Homestory beinhaltet 513 Seiten. Der Steingrubenhof ist ein Ort mit einer eingeschworenen Gemeinschaft. Sie haben eigene Regeln und danach leben sie auch. Als im Sommer die Leiche einer Journalistin gefunden wird, fällt der Verdacht auf die Hofbewohner. Die junge Anwältin Eva soll ihnen helfen, denn als Tochter der Gründerin Wilma, hat sie selbst früher da in der Kommune gelebt. Sie kennt so manche und auch, wie die Situation sich da so gestaltet. Jetzt, nach 13 Jahren, kehrt sie zurück. Manches hat sich verändert. Der Ort erscheint ihr jetzt fremd. Was verheimlichen ihr die Menschen, die sie so gut zu kennen glaubte? Auf der Suche nach Antworten, stößt Eva auf eine Mauer es Schweigens. Auch von ihrer Mutter.
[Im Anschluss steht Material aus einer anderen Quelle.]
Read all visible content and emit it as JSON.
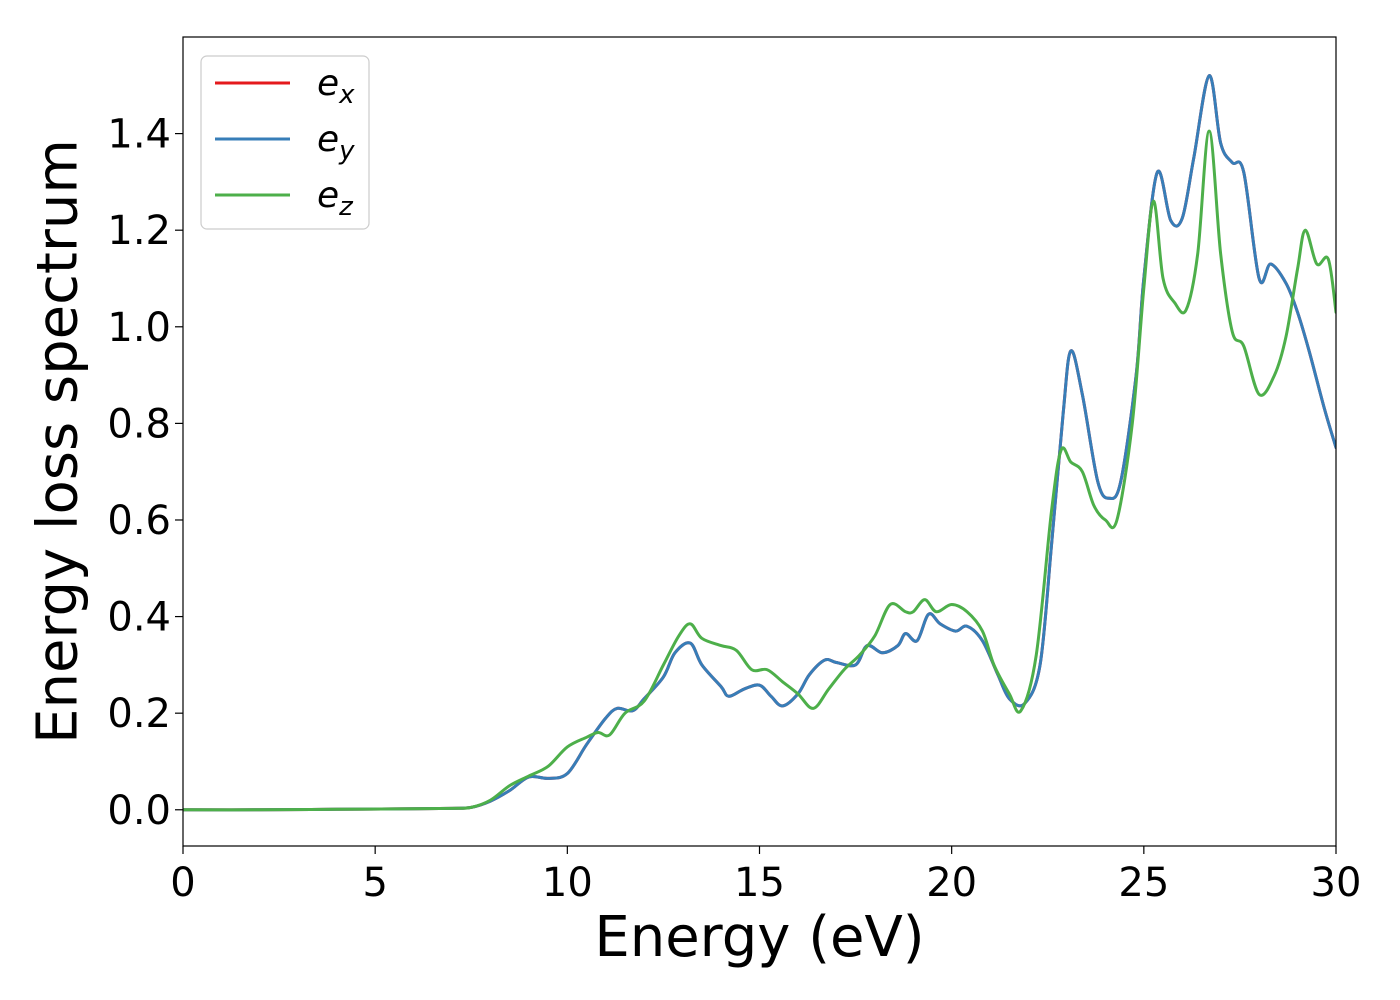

Und je näher sie der Wahrheit kommt, desto klarer wir ihr: Die Gemeinschaft verbirgt mehr als ein Geheimnis und einen Mörder, der bereit ist, für seines zu töten...
Am Anfang des Buches werden die einzelnen Charaktere und der Plan von dem Hof vorgestellt. Das war gut, als Orientierung sehr hilfreich, zumindest am Anfang. Der Schreibstil ist leicht, locker und flüssig. Es bleibt durchgehend spannend, somit ist keine Langeweile zu spüren. Die Charaktere sind sehr verschieden und entwickeln sich im Laufe der Geschichte sehr unterschiedlich, manche gewinnen extrem an Kraft und Stärke. Dadurch, dass es so viele sind, an die 18 Bewohner, bekommt der Leser eine Ladung an Infos und Ansichten, die irgendwie zugeordnet werden müssen, damit man sich ein eigenes Bild machen kann. Die Abschnitte sind aus der Sicht der verschiedenen Charaktere geschrieben und man muss sich schon konzentrieren, damit man sich nicht verliert. Dazwischen kommt noch eine kursive Schrift, da wird aus Sicht einer Person, die gefangen gehalten wird, geschrieben. Da den Überblick zu behalten ist ein wenig schwierig, das Personenverzeichnis vom Anfang ist hier sehr hilfreich. Die Spannung baut sich langsam auf, steigert sich aber stetig und zum Schluss kommt es zu vielen Wendungen, bis sich das Geheimnis lüftet. Man kann zwischendurch gut miträtseln, manche Momente dadurch intensiver verfolgen, leider bei 18 Charakteren nicht immer durchgehend möglich. Das Setting und die Atmosphäre auf dem Hof kann man gut nachvollziehen. Es kommt zu Problemen durch Hitzesommer, schwache Ernten, die Selbstversorger haben dadurch Existenzängste. Der geheimnisvolle wilde Wald, der Brand und die Szenen um die Zisterne, die fand ich persönlich sehr spannend. Durch den flüssigen und interessanten Schreibstil und die angenehme Länge der Kapitel ist man trotzdem gerne drangeblieben und stellt sich durchgehend die Frage: Wer ist der Mörder???
Es ist ein gut durchdachter Psychothriller mit vielen Figuren und vielen Seiten. Von mir gibt es vier Sterne und eine Weiterempfehlung für alle, die Lust haben die Gemeinschaft kennenzulernen und mitzurätseln.